Get me Missing Persons. This Greg Norman they're trying to palm off on us is a fake. A fraud. A phony.
They're feeding him lines we know he'd never say. For instance, last week at the Masters, this so-called Norman said, "Hey, I'm not in a rush anymore."
Not in a rush? Are you kidding? The real Greg Norman's whole life is a rush! The Ferraris, the G-5, the helicopters! Invite this guy for a barbecue, he parasails over!
So where is he? I mean, whoever this imposter is, he needs work. For instance, last Saturday he came to the 12th hole and became the first leader in Masters history not to be able to find his freaking ball. The real Greg Norman would've strangled two rules officials, drowned his caddie and filed an official grievance with God. This Greg Norman simply turned, walked back up the hill, rehit, sank the 22-foot putt and made an unforgettable 4.
Never, ever would the real Greg Norman play in the final group on Sunday (as usual), lose by a hair (as usual) and tell us he enjoyed himself. "I really did," this Norman said, after finishing three shots behind champion José María Olazábal. "It wasn't even like it was Sunday at the Masters."
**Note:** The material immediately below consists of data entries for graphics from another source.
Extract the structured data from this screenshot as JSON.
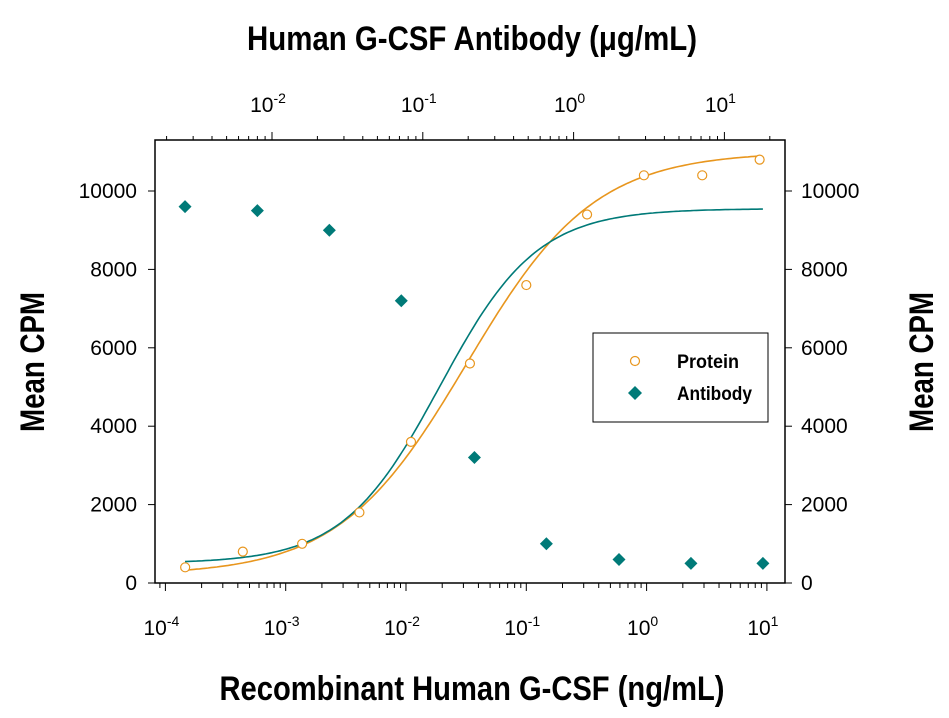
{
  "chart_data": {
    "type": "scatter",
    "title_top_axis": "Human G-CSF Antibody (μg/mL)",
    "xlabel": "Recombinant Human G-CSF (ng/mL)",
    "ylabel_left": "Mean CPM",
    "ylabel_right": "Mean CPM",
    "x_scale": "log",
    "x_bottom_lim": [
      0.0001,
      10
    ],
    "x_bottom_ticks": [
      "10",
      "10",
      "10",
      "10",
      "10",
      "10"
    ],
    "x_bottom_tick_exponents": [
      "-4",
      "-3",
      "-2",
      "-1",
      "0",
      "1"
    ],
    "x_top_ticks": [
      "10",
      "10",
      "10",
      "10"
    ],
    "x_top_tick_exponents": [
      "-2",
      "-1",
      "0",
      "1"
    ],
    "ylim": [
      0,
      11300
    ],
    "y_ticks": [
      "0",
      "2000",
      "4000",
      "6000",
      "8000",
      "10000"
    ],
    "grid": false,
    "legend_position": "center-right",
    "series": [
      {
        "name": "Protein",
        "axis": "bottom",
        "marker": "open-circle",
        "color": "#E8961E",
        "x": [
          0.000146,
          0.00044,
          0.00137,
          0.0041,
          0.011,
          0.034,
          0.1,
          0.32,
          0.95,
          2.9,
          8.7
        ],
        "y": [
          400,
          800,
          1000,
          1800,
          3600,
          5600,
          7600,
          9400,
          10400,
          10400,
          10800
        ]
      },
      {
        "name": "Antibody",
        "axis": "top",
        "marker": "filled-diamond",
        "color": "#007A78",
        "x": [
          0.00265,
          0.008,
          0.024,
          0.072,
          0.22,
          0.66,
          2,
          6,
          18
        ],
        "y": [
          9600,
          9500,
          9000,
          7200,
          3200,
          1000,
          600,
          500,
          500
        ]
      }
    ]
  }
}
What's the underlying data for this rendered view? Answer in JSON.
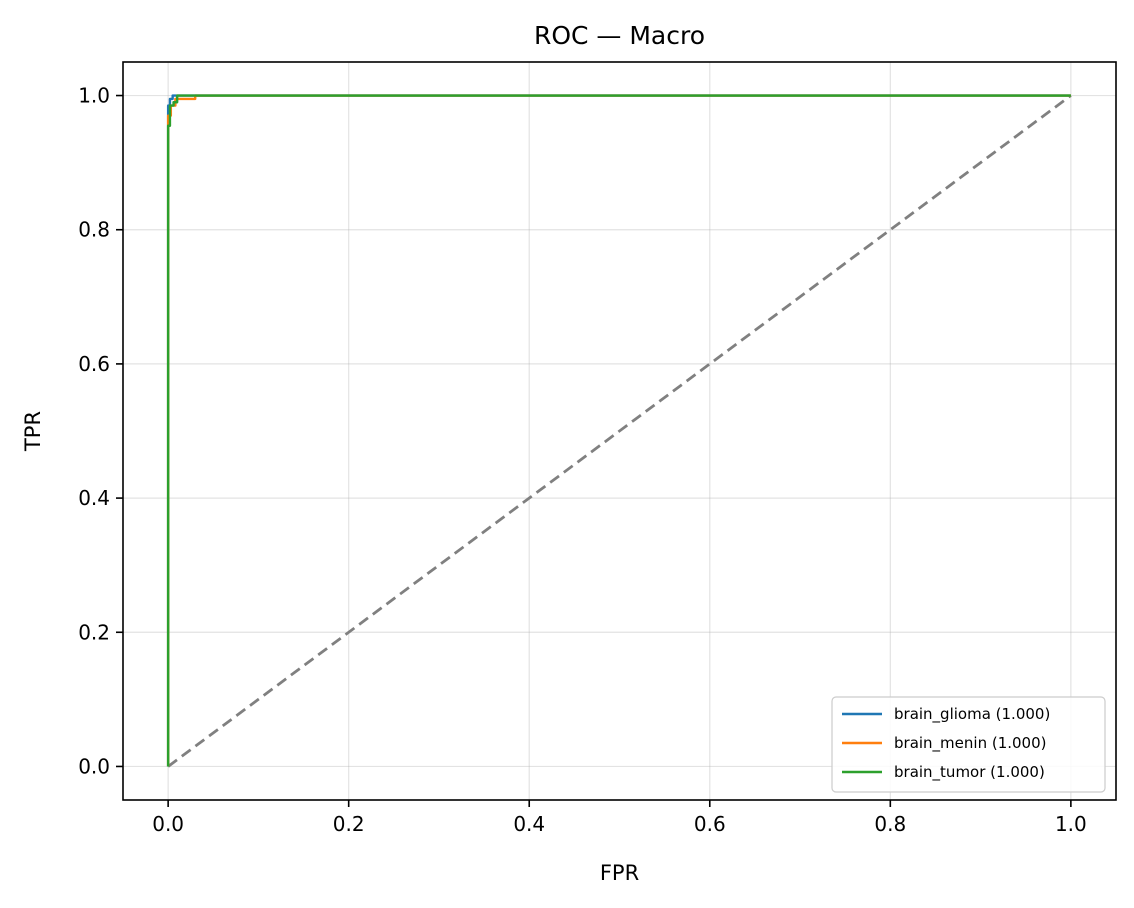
{
  "chart_data": {
    "type": "line",
    "title": "ROC — Macro",
    "xlabel": "FPR",
    "ylabel": "TPR",
    "xlim": [
      -0.05,
      1.05
    ],
    "ylim": [
      -0.05,
      1.05
    ],
    "xticks": [
      0.0,
      0.2,
      0.4,
      0.6,
      0.8,
      1.0
    ],
    "xtick_labels": [
      "0.0",
      "0.2",
      "0.4",
      "0.6",
      "0.8",
      "1.0"
    ],
    "yticks": [
      0.0,
      0.2,
      0.4,
      0.6,
      0.8,
      1.0
    ],
    "ytick_labels": [
      "0.0",
      "0.2",
      "0.4",
      "0.6",
      "0.8",
      "1.0"
    ],
    "grid": true,
    "legend_position": "lower-right",
    "series": [
      {
        "name": "brain_glioma (1.000)",
        "color": "#1f77b4",
        "x": [
          0.0,
          0.0,
          0.002,
          0.002,
          0.005,
          0.005,
          1.0
        ],
        "y": [
          0.0,
          0.985,
          0.985,
          0.995,
          0.995,
          1.0,
          1.0
        ]
      },
      {
        "name": "brain_menin (1.000)",
        "color": "#ff7f0e",
        "x": [
          0.0,
          0.0,
          0.003,
          0.003,
          0.008,
          0.008,
          0.03,
          0.03,
          1.0
        ],
        "y": [
          0.0,
          0.97,
          0.97,
          0.985,
          0.985,
          0.995,
          0.995,
          1.0,
          1.0
        ]
      },
      {
        "name": "brain_tumor (1.000)",
        "color": "#2ca02c",
        "x": [
          0.0,
          0.0,
          0.002,
          0.002,
          0.006,
          0.006,
          0.01,
          0.01,
          1.0
        ],
        "y": [
          0.0,
          0.955,
          0.955,
          0.985,
          0.985,
          0.99,
          0.99,
          1.0,
          1.0
        ]
      },
      {
        "role": "chance-reference",
        "color": "#808080",
        "dashed": true,
        "x": [
          0.0,
          1.0
        ],
        "y": [
          0.0,
          1.0
        ]
      }
    ]
  }
}
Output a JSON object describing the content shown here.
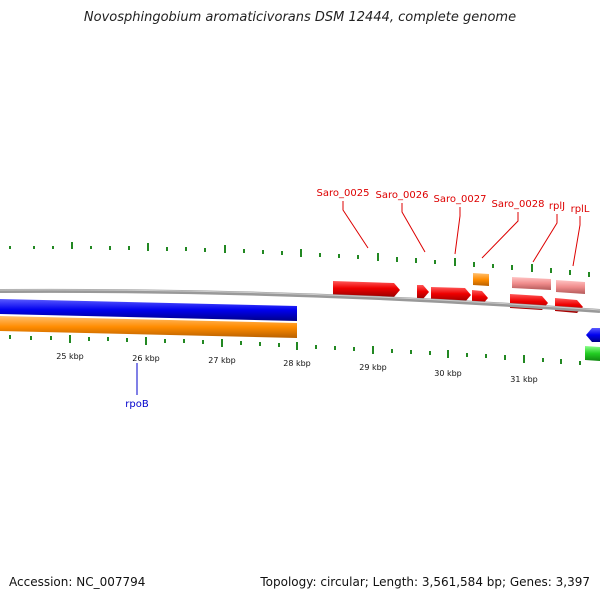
{
  "title": "Novosphingobium aromaticivorans DSM 12444, complete genome",
  "footer": {
    "accession": "Accession: NC_007794",
    "summary": "Topology: circular; Length: 3,561,584 bp; Genes: 3,397"
  },
  "axis": {
    "unit": "kbp",
    "ticks": [
      "25 kbp",
      "26 kbp",
      "27 kbp",
      "28 kbp",
      "29 kbp",
      "30 kbp",
      "31 kbp"
    ]
  },
  "gene_labels": {
    "saro_0025": "Saro_0025",
    "saro_0026": "Saro_0026",
    "saro_0027": "Saro_0027",
    "saro_0028": "Saro_0028",
    "rplJ": "rplJ",
    "rplL": "rplL",
    "rpoB": "rpoB"
  },
  "colors": {
    "forward_cds": "#ee0000",
    "forward_rrna": "#f08c8c",
    "orange": "#ff8c00",
    "blue": "#0000ee",
    "green": "#22cc22",
    "backbone": "#888888",
    "tick": "#228822",
    "label_red": "#dd0000",
    "label_blue": "#0000cc"
  }
}
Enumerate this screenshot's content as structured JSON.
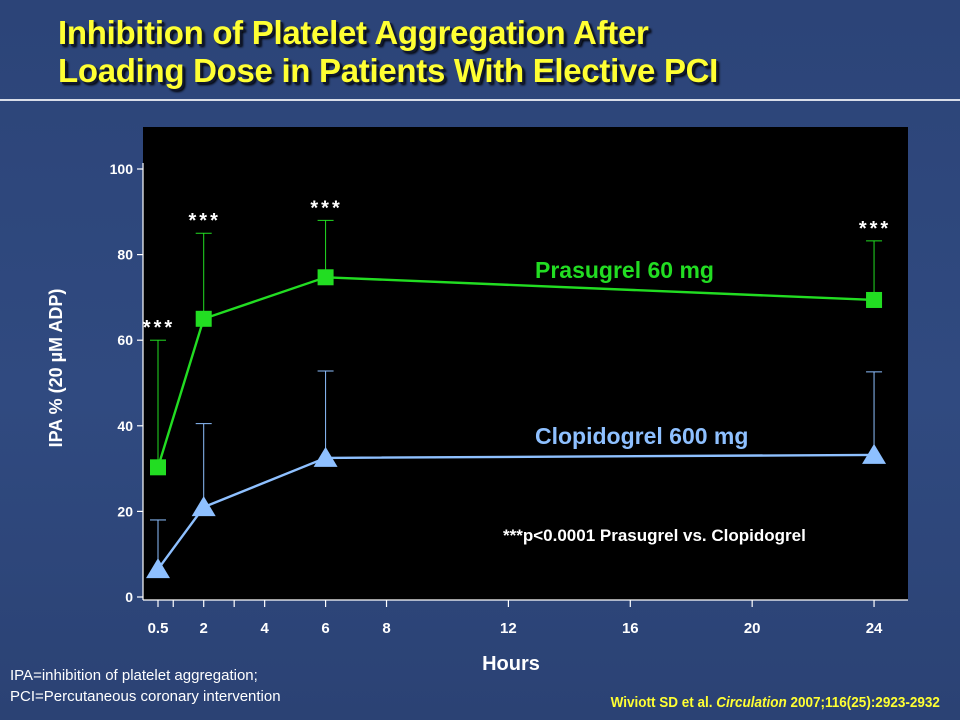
{
  "slide": {
    "title_lines": [
      "Inhibition of Platelet Aggregation After",
      "Loading Dose in Patients With Elective PCI"
    ],
    "footnote_lines": [
      "IPA=inhibition of platelet aggregation;",
      "PCI=Percutaneous coronary intervention"
    ],
    "citation": {
      "authors": "Wiviott SD et al. ",
      "journal": "Circulation",
      "details": " 2007;116(25):2923-2932"
    }
  },
  "chart_data": {
    "type": "line",
    "xlabel": "Hours",
    "ylabel": "IPA % (20 µM ADP)",
    "ylim": [
      0,
      100
    ],
    "yticks": [
      0,
      20,
      40,
      60,
      80,
      100
    ],
    "xticks": [
      {
        "value": 0.5,
        "label": "0.5"
      },
      {
        "value": 2,
        "label": "2"
      },
      {
        "value": 4,
        "label": "4"
      },
      {
        "value": 6,
        "label": "6"
      },
      {
        "value": 8,
        "label": "8"
      },
      {
        "value": 12,
        "label": "12"
      },
      {
        "value": 16,
        "label": "16"
      },
      {
        "value": 20,
        "label": "20"
      },
      {
        "value": 24,
        "label": "24"
      }
    ],
    "series": [
      {
        "name": "Prasugrel 60 mg",
        "color": "#22dd22",
        "marker": "square",
        "x": [
          0.5,
          2,
          6,
          24
        ],
        "y": [
          30.3,
          65,
          74.7,
          69.4
        ],
        "error_upper": [
          60,
          85,
          88,
          83.2
        ]
      },
      {
        "name": "Clopidogrel 600 mg",
        "color": "#8ec0ff",
        "marker": "triangle",
        "x": [
          0.5,
          2,
          6,
          24
        ],
        "y": [
          6.5,
          21,
          32.5,
          33.2
        ],
        "error_upper": [
          18,
          40.5,
          52.8,
          52.6
        ]
      }
    ],
    "significance_marks": [
      "***",
      "***",
      "***",
      "***"
    ],
    "annotation": "***p<0.0001 Prasugrel vs. Clopidogrel",
    "background_color": "#000000",
    "grid": false
  }
}
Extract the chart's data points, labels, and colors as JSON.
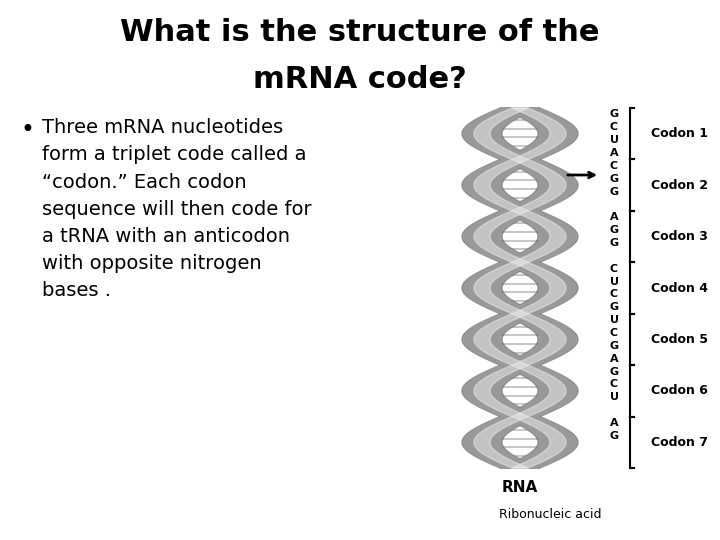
{
  "title_line1": "What is the structure of the",
  "title_line2": "mRNA code?",
  "bullet_text": "Three mRNA nucleotides\nform a triplet code called a\n“codon.” Each codon\nsequence will then code for\na tRNA with an anticodon\nwith opposite nitrogen\nbases .",
  "rna_label": "RNA",
  "ribonucleic_label": "Ribonucleic acid",
  "codon_labels": [
    "Codon 1",
    "Codon 2",
    "Codon 3",
    "Codon 4",
    "Codon 5",
    "Codon 6",
    "Codon 7"
  ],
  "codon_nuc": [
    "G\nC\nU\nA",
    "C\nG\nG\n ",
    "A\nG\nG\n ",
    "C\nU\nC\nG",
    "U\nC\nG\nA",
    "G\nC\nU\n ",
    "A\nG\n \n "
  ],
  "background_color": "#ffffff",
  "title_fontsize": 22,
  "bullet_fontsize": 14,
  "text_color": "#000000",
  "helix_color": "#999999",
  "helix_dark": "#666666"
}
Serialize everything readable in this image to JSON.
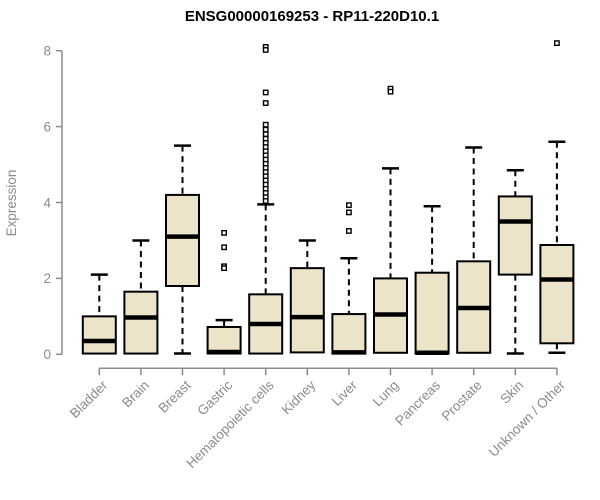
{
  "window": {
    "bg_color": "#ffffff"
  },
  "colors": {
    "box_fill": "#ece4c9",
    "box_border": "#000000",
    "median": "#000000",
    "whisker": "#000000",
    "axis": "#8b8b8b",
    "tick_label": "#8b8b8b",
    "title": "#000000"
  },
  "chart_data": {
    "type": "boxplot",
    "title": "ENSG00000169253 - RP11-220D10.1",
    "xlabel": "",
    "ylabel": "Expression",
    "ylim": [
      0,
      8
    ],
    "yticks": [
      0,
      2,
      4,
      6,
      8
    ],
    "grid": false,
    "legend": false,
    "categories": [
      "Bladder",
      "Brain",
      "Breast",
      "Gastric",
      "Hematopoietic cells",
      "Kidney",
      "Liver",
      "Lung",
      "Pancreas",
      "Prostate",
      "Skin",
      "Unknown / Other"
    ],
    "series": [
      {
        "name": "Bladder",
        "whisker_low": 0.02,
        "q1": 0.02,
        "median": 0.35,
        "q3": 1.0,
        "whisker_high": 2.1,
        "outliers": []
      },
      {
        "name": "Brain",
        "whisker_low": 0.02,
        "q1": 0.02,
        "median": 0.97,
        "q3": 1.65,
        "whisker_high": 3.0,
        "outliers": []
      },
      {
        "name": "Breast",
        "whisker_low": 0.02,
        "q1": 1.8,
        "median": 3.1,
        "q3": 4.2,
        "whisker_high": 5.5,
        "outliers": []
      },
      {
        "name": "Gastric",
        "whisker_low": 0.02,
        "q1": 0.02,
        "median": 0.06,
        "q3": 0.72,
        "whisker_high": 0.9,
        "outliers": [
          3.2,
          2.82,
          2.32,
          2.27
        ]
      },
      {
        "name": "Hematopoietic cells",
        "whisker_low": 0.02,
        "q1": 0.02,
        "median": 0.8,
        "q3": 1.58,
        "whisker_high": 3.95,
        "outliers": [
          8.1,
          8.02,
          6.9,
          6.62,
          6.05,
          5.92,
          5.8,
          5.68,
          5.57,
          5.46,
          5.35,
          5.24,
          5.13,
          5.02,
          4.91,
          4.8,
          4.69,
          4.58,
          4.47,
          4.36,
          4.25,
          4.14,
          4.04
        ]
      },
      {
        "name": "Kidney",
        "whisker_low": 0.05,
        "q1": 0.05,
        "median": 0.98,
        "q3": 2.27,
        "whisker_high": 3.0,
        "outliers": []
      },
      {
        "name": "Liver",
        "whisker_low": 0.02,
        "q1": 0.02,
        "median": 0.05,
        "q3": 1.06,
        "whisker_high": 2.53,
        "outliers": [
          3.93,
          3.74,
          3.25
        ]
      },
      {
        "name": "Lung",
        "whisker_low": 0.04,
        "q1": 0.04,
        "median": 1.05,
        "q3": 2.0,
        "whisker_high": 4.9,
        "outliers": [
          7.0,
          6.92
        ]
      },
      {
        "name": "Pancreas",
        "whisker_low": 0.02,
        "q1": 0.02,
        "median": 0.04,
        "q3": 2.15,
        "whisker_high": 3.9,
        "outliers": []
      },
      {
        "name": "Prostate",
        "whisker_low": 0.04,
        "q1": 0.04,
        "median": 1.22,
        "q3": 2.45,
        "whisker_high": 5.45,
        "outliers": []
      },
      {
        "name": "Skin",
        "whisker_low": 0.02,
        "q1": 2.1,
        "median": 3.5,
        "q3": 4.16,
        "whisker_high": 4.85,
        "outliers": []
      },
      {
        "name": "Unknown / Other",
        "whisker_low": 0.04,
        "q1": 0.29,
        "median": 1.97,
        "q3": 2.88,
        "whisker_high": 5.6,
        "outliers": [
          8.2
        ]
      }
    ]
  }
}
Oh, please! The one thing in life the real Greg Norman wants more than anything else was just jacked from him again. He had the lead by himself with an hour to go. That's three seconds and three thirds now. He's Charlie Brown, and the Masters is the football. Give us tears! Give us demons! Give us Goodyears burning out of the Augusta National lot! "I just don't feel the sense of urgency anymore," he said.
Oh (pause) my (pause) god!
"He really has changed," says his wife, Laura.
"I just accept things now," says Norman. "Whatever you hit, whatever you shoot, whatever you do, just accept it."
Well, maybe this is what comes from a lifetime of having safes drop on your head and manholes open under your feet. Maybe this is what comes from getting Larry Mized and Bob Twayed too often. Maybe this is what comes from being stripped naked in front of the world and paraded down a green street of azaleas by Nick Faldo in 1996. Golf may owe you, but you finally realize it's never planning to pay.